The sites were partitioned and a dummy variable created according to the spatial trend exhibited in PCNM vector 1 map to further explore how ecological conditions may be driving spatial community structure. Multivariate dispersion as proposed by Anderson et al. (2006) is a technique which weights an order of magnitude change in abundance the same as a change in species composition. This was important for the ELFA data which does not define individual microbial species but rather abundance of fatty acids. First, Bray-Curtis was chosen as a measure of ecological dissimilarity, then Euclidean distance based upon the dissimilarity algorithm was preserved by use of principal coordinate analysis (PCO), so that distance of an individual unit to the group centroid could be calculated. A p-value was then obtained by permuting least square residuals. The availability of this multivariate test, termed PERMDISP, for homogeneity amongst group diversity also allows for the option to superimpose biological diversity with environmental heterogeneity and test robustly for differences in structure. PRIMER 6 and PERMANOVA + software (Clarke and Gorley, 2006) was used to assess group dispersal post north-south separation.

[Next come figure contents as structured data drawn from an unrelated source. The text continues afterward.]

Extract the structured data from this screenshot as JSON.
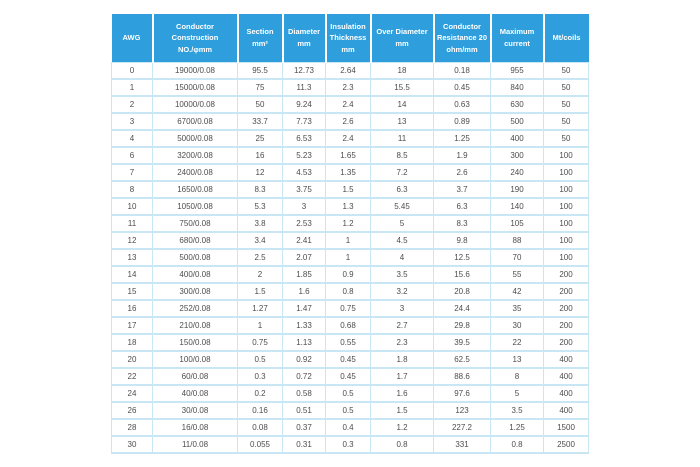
{
  "page": {
    "background_color": "#ffffff",
    "header_bg_color": "#2e9edc",
    "header_text_color": "#ffffff",
    "grid_color": "#c9e6f4",
    "body_text_color": "#4d4d4d"
  },
  "chart_data": {
    "type": "table",
    "title": "AWG wire specification table",
    "columns": [
      "AWG",
      "Conductor\nConstruction\nNO./φmm",
      "Section\nmm²",
      "Diameter\nmm",
      "Insulation\nThickness\nmm",
      "Over Diameter\nmm",
      "Conductor\nResistance 20\nohm/mm",
      "Maximum\ncurrent",
      "Mt/coils"
    ],
    "rows": [
      [
        "0",
        "19000/0.08",
        "95.5",
        "12.73",
        "2.64",
        "18",
        "0.18",
        "955",
        "50"
      ],
      [
        "1",
        "15000/0.08",
        "75",
        "11.3",
        "2.3",
        "15.5",
        "0.45",
        "840",
        "50"
      ],
      [
        "2",
        "10000/0.08",
        "50",
        "9.24",
        "2.4",
        "14",
        "0.63",
        "630",
        "50"
      ],
      [
        "3",
        "6700/0.08",
        "33.7",
        "7.73",
        "2.6",
        "13",
        "0.89",
        "500",
        "50"
      ],
      [
        "4",
        "5000/0.08",
        "25",
        "6.53",
        "2.4",
        "11",
        "1.25",
        "400",
        "50"
      ],
      [
        "6",
        "3200/0.08",
        "16",
        "5.23",
        "1.65",
        "8.5",
        "1.9",
        "300",
        "100"
      ],
      [
        "7",
        "2400/0.08",
        "12",
        "4.53",
        "1.35",
        "7.2",
        "2.6",
        "240",
        "100"
      ],
      [
        "8",
        "1650/0.08",
        "8.3",
        "3.75",
        "1.5",
        "6.3",
        "3.7",
        "190",
        "100"
      ],
      [
        "10",
        "1050/0.08",
        "5.3",
        "3",
        "1.3",
        "5.45",
        "6.3",
        "140",
        "100"
      ],
      [
        "11",
        "750/0.08",
        "3.8",
        "2.53",
        "1.2",
        "5",
        "8.3",
        "105",
        "100"
      ],
      [
        "12",
        "680/0.08",
        "3.4",
        "2.41",
        "1",
        "4.5",
        "9.8",
        "88",
        "100"
      ],
      [
        "13",
        "500/0.08",
        "2.5",
        "2.07",
        "1",
        "4",
        "12.5",
        "70",
        "100"
      ],
      [
        "14",
        "400/0.08",
        "2",
        "1.85",
        "0.9",
        "3.5",
        "15.6",
        "55",
        "200"
      ],
      [
        "15",
        "300/0.08",
        "1.5",
        "1.6",
        "0.8",
        "3.2",
        "20.8",
        "42",
        "200"
      ],
      [
        "16",
        "252/0.08",
        "1.27",
        "1.47",
        "0.75",
        "3",
        "24.4",
        "35",
        "200"
      ],
      [
        "17",
        "210/0.08",
        "1",
        "1.33",
        "0.68",
        "2.7",
        "29.8",
        "30",
        "200"
      ],
      [
        "18",
        "150/0.08",
        "0.75",
        "1.13",
        "0.55",
        "2.3",
        "39.5",
        "22",
        "200"
      ],
      [
        "20",
        "100/0.08",
        "0.5",
        "0.92",
        "0.45",
        "1.8",
        "62.5",
        "13",
        "400"
      ],
      [
        "22",
        "60/0.08",
        "0.3",
        "0.72",
        "0.45",
        "1.7",
        "88.6",
        "8",
        "400"
      ],
      [
        "24",
        "40/0.08",
        "0.2",
        "0.58",
        "0.5",
        "1.6",
        "97.6",
        "5",
        "400"
      ],
      [
        "26",
        "30/0.08",
        "0.16",
        "0.51",
        "0.5",
        "1.5",
        "123",
        "3.5",
        "400"
      ],
      [
        "28",
        "16/0.08",
        "0.08",
        "0.37",
        "0.4",
        "1.2",
        "227.2",
        "1.25",
        "1500"
      ],
      [
        "30",
        "11/0.08",
        "0.055",
        "0.31",
        "0.3",
        "0.8",
        "331",
        "0.8",
        "2500"
      ]
    ]
  }
}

Prior to PERMDISP, we normalized the environmental variables to adjust for different measurement scales and used Euclidean distance as a measure between sites to form a resemblance matrix. PERMDISP was performed using distance to group centroids and P- values obtained via 9999 permutations as recommended by Anderson (2006). PCO was used for visual representation of group dispersal for environmental factors.

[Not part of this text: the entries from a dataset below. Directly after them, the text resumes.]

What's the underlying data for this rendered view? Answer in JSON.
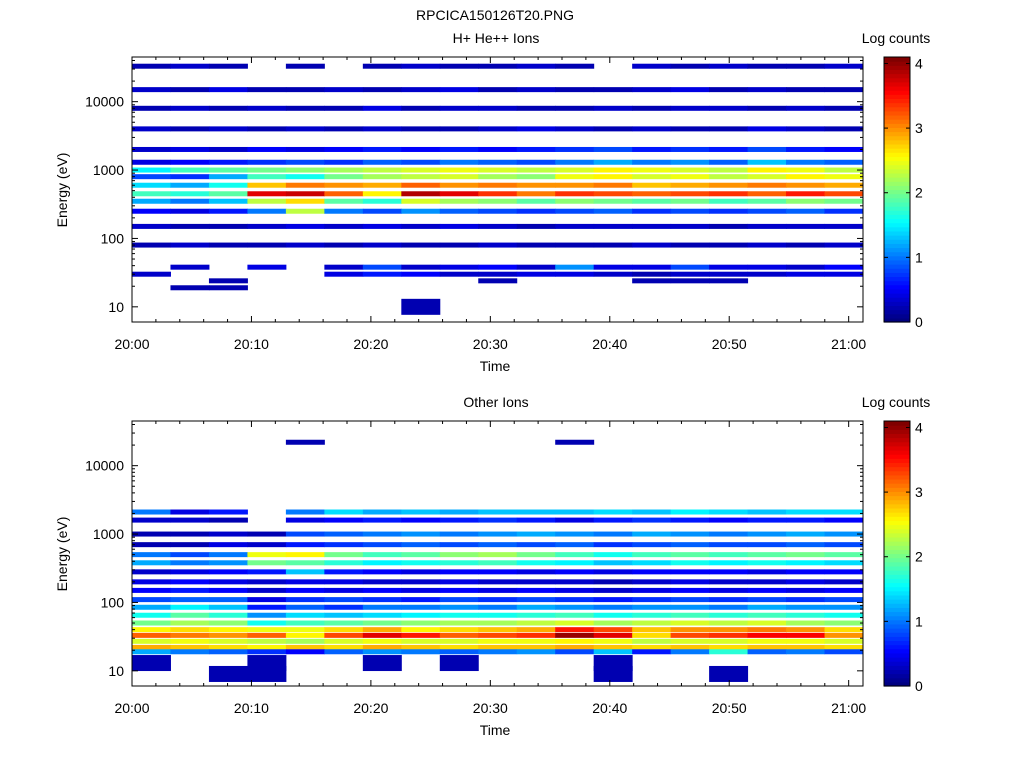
{
  "page": {
    "title": "RPCICA150126T20.PNG"
  },
  "colorbar": {
    "label": "Log counts",
    "ticks": [
      "0",
      "1",
      "2",
      "3",
      "4"
    ],
    "range": [
      0,
      4.1
    ],
    "colormap": "jet"
  },
  "chart_data": [
    {
      "type": "heatmap",
      "title": "H+ He++ Ions",
      "xlabel": "Time",
      "ylabel": "Energy (eV)",
      "y_scale": "log",
      "ylim": [
        6,
        45000
      ],
      "x_ticks": [
        "20:00",
        "20:10",
        "20:20",
        "20:30",
        "20:40",
        "20:50",
        "21:00"
      ],
      "y_ticks": [
        "10",
        "100",
        "1000",
        "10000"
      ],
      "time_bins": [
        "20:00",
        "20:03",
        "20:06",
        "20:10",
        "20:13",
        "20:16",
        "20:19",
        "20:22",
        "20:25",
        "20:28",
        "20:32",
        "20:35",
        "20:38",
        "20:41",
        "20:44",
        "20:47",
        "20:51",
        "20:54",
        "20:57"
      ],
      "bands": [
        {
          "energy": 33000,
          "values": [
            0.2,
            0.3,
            0.2,
            0,
            0.2,
            0,
            0.2,
            0.3,
            0.2,
            0.2,
            0.3,
            0.2,
            0,
            0.3,
            0.2,
            0.3,
            0.2,
            0.2,
            0.3
          ]
        },
        {
          "energy": 15000,
          "values": [
            0.3,
            0.2,
            0.4,
            0.2,
            0.2,
            0.3,
            0.2,
            0.3,
            0.4,
            0.2,
            0.3,
            0.2,
            0.2,
            0.3,
            0.4,
            0.2,
            0.3,
            0.2,
            0.2
          ]
        },
        {
          "energy": 8000,
          "values": [
            0.2,
            0.3,
            0.2,
            0.3,
            0.2,
            0.2,
            0.4,
            0.2,
            0.3,
            0.3,
            0.2,
            0.2,
            0.3,
            0.2,
            0.3,
            0.3,
            0.2,
            0.3,
            0.2
          ]
        },
        {
          "energy": 4000,
          "values": [
            0.3,
            0.2,
            0.3,
            0.2,
            0.3,
            0.2,
            0.3,
            0.2,
            0.2,
            0.3,
            0.4,
            0.3,
            0.2,
            0.3,
            0.2,
            0.2,
            0.4,
            0.3,
            0.2
          ]
        },
        {
          "energy": 2000,
          "values": [
            0.3,
            0.4,
            0.3,
            0.5,
            0.4,
            0.5,
            0.6,
            0.5,
            0.6,
            0.5,
            0.6,
            0.7,
            0.8,
            0.6,
            0.7,
            0.6,
            0.8,
            0.6,
            0.5
          ]
        },
        {
          "energy": 1300,
          "values": [
            0.4,
            0.5,
            0.6,
            0.7,
            0.8,
            0.7,
            0.9,
            0.8,
            1.0,
            0.9,
            0.8,
            1.0,
            1.2,
            1.0,
            1.1,
            0.9,
            1.3,
            1.0,
            0.9
          ]
        },
        {
          "energy": 1000,
          "values": [
            1.5,
            1.8,
            1.9,
            2.0,
            2.1,
            2.2,
            2.3,
            2.4,
            2.5,
            2.4,
            2.3,
            2.4,
            2.6,
            2.5,
            2.4,
            2.3,
            2.6,
            2.5,
            2.3
          ]
        },
        {
          "energy": 800,
          "values": [
            0.8,
            0.7,
            1.2,
            1.8,
            1.6,
            2.0,
            2.2,
            2.3,
            2.4,
            2.2,
            2.1,
            2.5,
            2.6,
            2.4,
            2.5,
            2.3,
            2.4,
            2.6,
            2.5
          ]
        },
        {
          "energy": 600,
          "values": [
            1.4,
            1.2,
            1.6,
            2.8,
            3.1,
            3.0,
            2.9,
            3.2,
            3.0,
            3.1,
            3.0,
            3.0,
            3.1,
            2.8,
            2.9,
            3.0,
            3.1,
            3.0,
            2.9
          ]
        },
        {
          "energy": 450,
          "values": [
            1.8,
            1.7,
            1.9,
            3.7,
            3.8,
            3.2,
            2.6,
            3.9,
            3.7,
            3.4,
            3.1,
            3.4,
            3.3,
            3.2,
            3.3,
            3.4,
            3.2,
            3.5,
            3.3
          ]
        },
        {
          "energy": 350,
          "values": [
            1.2,
            1.0,
            1.3,
            2.3,
            2.7,
            1.9,
            1.7,
            2.4,
            2.2,
            2.1,
            1.9,
            2.1,
            2.0,
            1.9,
            2.0,
            1.8,
            1.9,
            2.1,
            2.0
          ]
        },
        {
          "energy": 250,
          "values": [
            0.5,
            0.4,
            0.6,
            1.0,
            2.3,
            1.0,
            0.8,
            1.1,
            0.9,
            0.8,
            0.7,
            0.8,
            0.9,
            0.7,
            0.8,
            0.7,
            0.8,
            0.9,
            0.7
          ]
        },
        {
          "energy": 150,
          "values": [
            0.3,
            0.2,
            0.2,
            0.3,
            0.4,
            0.3,
            0.4,
            0.3,
            0.4,
            0.3,
            0.2,
            0.3,
            0.3,
            0.3,
            0.3,
            0.2,
            0.3,
            0.3,
            0.3
          ]
        },
        {
          "energy": 80,
          "values": [
            0.2,
            0.3,
            0.2,
            0.2,
            0.3,
            0.2,
            0.3,
            0.2,
            0.2,
            0.3,
            0.2,
            0.2,
            0.2,
            0.3,
            0.2,
            0.2,
            0.3,
            0.2,
            0.3
          ]
        },
        {
          "energy": 38,
          "values": [
            0,
            0.3,
            0,
            0.4,
            0,
            0.3,
            0.8,
            0.3,
            0.4,
            0.5,
            0.3,
            1.1,
            0.4,
            0.4,
            0.8,
            0.4,
            0.4,
            0.3,
            0.5
          ]
        },
        {
          "energy": 30,
          "values": [
            0.3,
            0,
            0,
            0,
            0,
            0.4,
            0.6,
            0.5,
            0.3,
            0.3,
            0.4,
            0.4,
            0.3,
            0.2,
            0.3,
            0.3,
            0.3,
            0.4,
            0.4
          ]
        },
        {
          "energy": 24,
          "values": [
            0,
            0,
            0.2,
            0,
            0,
            0,
            0,
            0,
            0,
            0.2,
            0,
            0,
            0,
            0.2,
            0.2,
            0.2,
            0,
            0,
            0
          ]
        },
        {
          "energy": 19,
          "values": [
            0,
            0.2,
            0.2,
            0,
            0,
            0,
            0,
            0,
            0,
            0,
            0,
            0,
            0,
            0,
            0,
            0,
            0,
            0,
            0
          ]
        },
        {
          "energy": 10,
          "values": [
            0,
            0,
            0,
            0,
            0,
            0,
            0,
            0.2,
            0,
            0,
            0,
            0,
            0,
            0,
            0,
            0,
            0,
            0,
            0
          ]
        }
      ]
    },
    {
      "type": "heatmap",
      "title": "Other Ions",
      "xlabel": "Time",
      "ylabel": "Energy (eV)",
      "y_scale": "log",
      "ylim": [
        6,
        45000
      ],
      "x_ticks": [
        "20:00",
        "20:10",
        "20:20",
        "20:30",
        "20:40",
        "20:50",
        "21:00"
      ],
      "y_ticks": [
        "10",
        "100",
        "1000",
        "10000"
      ],
      "time_bins": [
        "20:00",
        "20:03",
        "20:06",
        "20:10",
        "20:13",
        "20:16",
        "20:19",
        "20:22",
        "20:25",
        "20:28",
        "20:32",
        "20:35",
        "20:38",
        "20:41",
        "20:44",
        "20:47",
        "20:51",
        "20:54",
        "20:57"
      ],
      "bands": [
        {
          "energy": 22000,
          "values": [
            0,
            0,
            0,
            0,
            0.2,
            0,
            0,
            0,
            0,
            0,
            0,
            0.2,
            0,
            0,
            0,
            0,
            0,
            0,
            0
          ]
        },
        {
          "energy": 2100,
          "values": [
            1.0,
            0.4,
            0.6,
            0,
            1.0,
            1.4,
            1.2,
            1.3,
            1.2,
            1.3,
            1.3,
            1.3,
            1.4,
            1.3,
            1.5,
            1.4,
            1.3,
            1.4,
            1.4
          ]
        },
        {
          "energy": 1600,
          "values": [
            0.3,
            0.3,
            0.2,
            0,
            0.4,
            0.5,
            0.6,
            0.5,
            0.6,
            0.7,
            0.6,
            0.4,
            0.6,
            0.7,
            0.6,
            0.5,
            0.6,
            0.6,
            0.5
          ]
        },
        {
          "energy": 1000,
          "values": [
            0.2,
            0.2,
            0.3,
            0.2,
            0.8,
            0.9,
            1.0,
            1.1,
            1.0,
            1.1,
            1.2,
            1.1,
            1.0,
            1.2,
            1.1,
            1.0,
            1.1,
            1.2,
            1.1
          ]
        },
        {
          "energy": 700,
          "values": [
            0.2,
            0.2,
            0.4,
            0.3,
            0.6,
            0.7,
            0.8,
            0.9,
            0.8,
            0.9,
            0.8,
            0.9,
            0.7,
            0.8,
            0.9,
            0.8,
            0.8,
            0.9,
            0.8
          ]
        },
        {
          "energy": 500,
          "values": [
            1.0,
            0.8,
            1.0,
            2.5,
            2.6,
            2.0,
            1.8,
            1.9,
            2.1,
            2.2,
            2.0,
            1.8,
            1.6,
            1.8,
            1.9,
            1.8,
            1.9,
            2.0,
            1.9
          ]
        },
        {
          "energy": 380,
          "values": [
            1.2,
            1.0,
            1.1,
            2.0,
            1.9,
            1.7,
            1.5,
            1.6,
            1.7,
            1.8,
            1.6,
            1.5,
            1.3,
            1.4,
            1.6,
            1.5,
            1.6,
            1.5,
            1.4
          ]
        },
        {
          "energy": 280,
          "values": [
            0.3,
            0.4,
            0.5,
            0.6,
            1.3,
            0.6,
            0.5,
            0.4,
            0.5,
            0.5,
            0.4,
            0.5,
            0.4,
            0.5,
            0.5,
            0.5,
            0.4,
            0.5,
            0.5
          ]
        },
        {
          "energy": 200,
          "values": [
            0.4,
            0.5,
            0.4,
            0.3,
            0.4,
            0.4,
            0.3,
            0.3,
            0.4,
            0.3,
            0.3,
            0.3,
            0.2,
            0.3,
            0.4,
            0.3,
            0.3,
            0.4,
            0.3
          ]
        },
        {
          "energy": 150,
          "values": [
            0.5,
            0.6,
            0.5,
            0.3,
            0.5,
            0.4,
            0.5,
            0.4,
            0.5,
            0.4,
            0.5,
            0.4,
            0.3,
            0.4,
            0.5,
            0.4,
            0.5,
            0.4,
            0.5
          ]
        },
        {
          "energy": 110,
          "values": [
            0.8,
            0.9,
            0.9,
            0.4,
            0.7,
            0.8,
            0.7,
            0.6,
            0.8,
            0.7,
            0.8,
            0.7,
            0.6,
            0.7,
            0.8,
            0.7,
            0.8,
            0.7,
            0.8
          ]
        },
        {
          "energy": 85,
          "values": [
            1.2,
            1.5,
            1.3,
            0.6,
            0.9,
            0.7,
            1.0,
            1.0,
            1.1,
            1.0,
            1.2,
            1.1,
            1.0,
            1.1,
            1.1,
            1.0,
            1.2,
            1.1,
            1.1
          ]
        },
        {
          "energy": 65,
          "values": [
            1.6,
            1.9,
            1.7,
            1.1,
            1.4,
            1.3,
            1.4,
            1.5,
            1.6,
            1.6,
            1.7,
            1.8,
            1.6,
            1.7,
            1.8,
            1.7,
            1.8,
            1.7,
            1.6
          ]
        },
        {
          "energy": 50,
          "values": [
            2.0,
            2.2,
            2.1,
            1.6,
            1.8,
            1.9,
            2.0,
            2.1,
            2.2,
            2.2,
            2.3,
            2.4,
            2.2,
            2.3,
            2.4,
            2.3,
            2.4,
            2.2,
            2.1
          ]
        },
        {
          "energy": 40,
          "values": [
            2.6,
            2.7,
            2.6,
            2.5,
            2.5,
            2.7,
            2.9,
            2.6,
            2.7,
            2.8,
            2.9,
            3.5,
            3.3,
            2.8,
            3.0,
            3.0,
            3.1,
            3.0,
            2.7
          ]
        },
        {
          "energy": 33,
          "values": [
            3.2,
            3.1,
            3.0,
            3.2,
            2.6,
            3.3,
            3.7,
            3.5,
            3.2,
            3.3,
            3.4,
            4.0,
            3.7,
            2.7,
            3.3,
            3.4,
            3.6,
            3.6,
            3.0
          ]
        },
        {
          "energy": 27,
          "values": [
            2.4,
            2.5,
            2.4,
            2.3,
            2.2,
            2.4,
            2.5,
            2.4,
            2.4,
            2.5,
            2.5,
            2.6,
            2.5,
            2.3,
            2.4,
            2.4,
            2.5,
            2.5,
            2.4
          ]
        },
        {
          "energy": 22,
          "values": [
            2.9,
            2.8,
            2.7,
            2.6,
            2.8,
            2.7,
            2.9,
            2.8,
            2.7,
            2.8,
            2.8,
            2.9,
            2.8,
            2.7,
            2.8,
            2.7,
            2.8,
            2.8,
            2.7
          ]
        },
        {
          "energy": 19,
          "values": [
            1.2,
            1.0,
            0.9,
            0.7,
            0.5,
            0.9,
            1.1,
            1.0,
            0.9,
            1.0,
            1.1,
            0.8,
            1.3,
            0.6,
            1.0,
            1.7,
            0.9,
            1.0,
            0.8
          ]
        },
        {
          "energy": 13,
          "values": [
            0.2,
            0,
            0,
            0.2,
            0,
            0,
            0.2,
            0,
            0.2,
            0,
            0,
            0,
            0.2,
            0,
            0,
            0,
            0,
            0,
            0
          ]
        },
        {
          "energy": 9,
          "values": [
            0,
            0,
            0.2,
            0.2,
            0,
            0,
            0,
            0,
            0,
            0,
            0,
            0,
            0.2,
            0,
            0,
            0.2,
            0,
            0,
            0
          ]
        }
      ]
    }
  ]
}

To identify more specific relationships between community composition and environmental drivers we also pooled fatty acid abundances according to their taxonomic representatives (e.g. 10Me 16:0 is indicative of Actinomycetes; see Chapter 2.1.3, Table 2.4). These pooled abundances were used as broad-scale indicators of key microbial community groups to partition more effectively the specific environmental influences on key group dispersal. These groupings were used as response variables in Generalized Linear Models (GLM) and
in PERMDISP to distinguish environmental drivers specific to each microbial fraction of the community.

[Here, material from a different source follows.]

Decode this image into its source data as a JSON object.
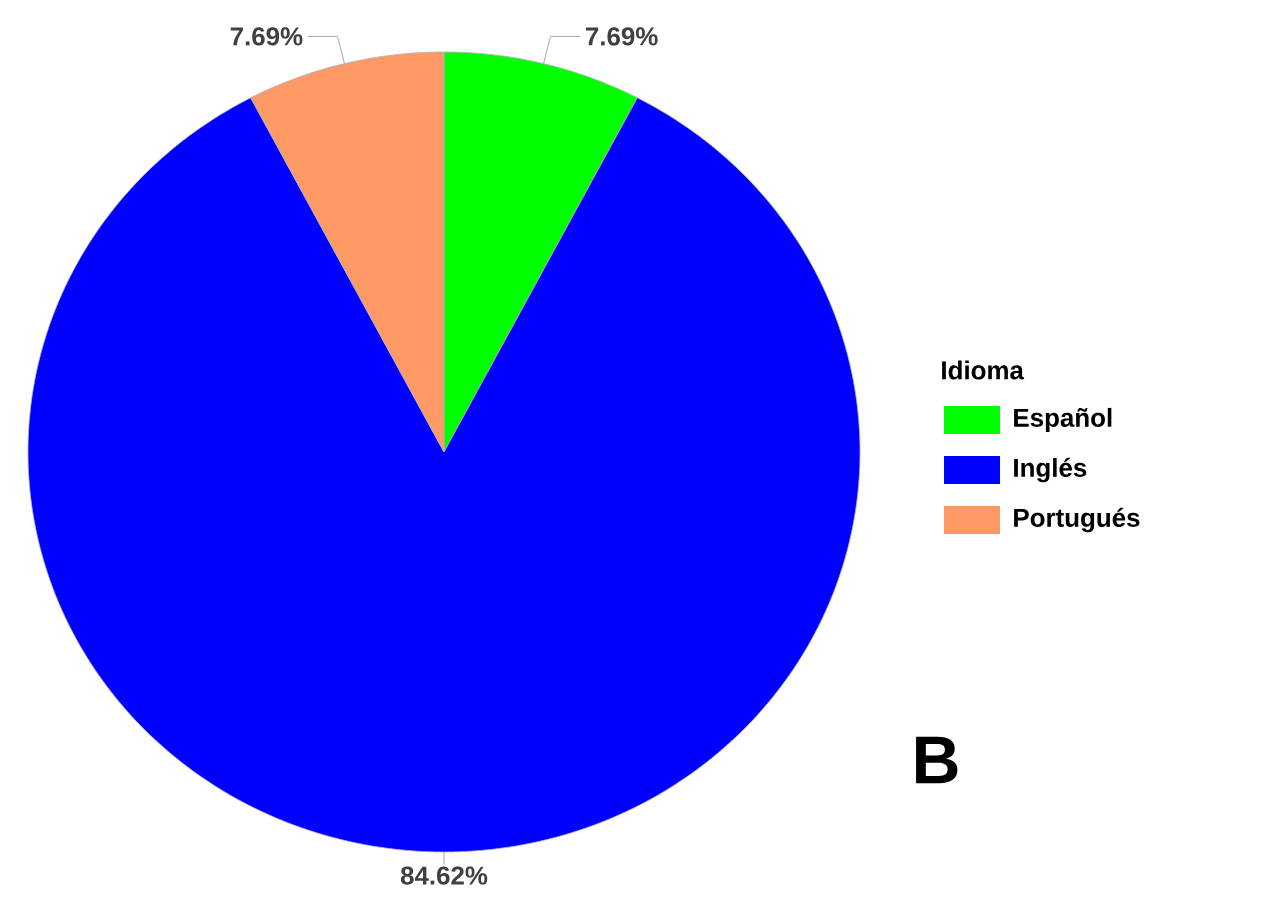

Variable inflation factor (VIF) analysis was used in selection of appropriate environmental variables to minimise collinearity, performed in the ‘car’ package in R (Fox 2010) via the methodology of Zuur et al. (2007). All variables used in this analysis had a VIF value of < 4, beneath adequate threshold values recommended by Montgomery and Peck (1992). In the GLM, full models were initially fitted including all VIF selected variables and model fit inspected. Parameters, representative of environmental variables, were removed if doing so improved model fit until the minimum adequate model was found. In this way, the GLM models contained the strongest set of environmental predictors for each of the microbial responses variables.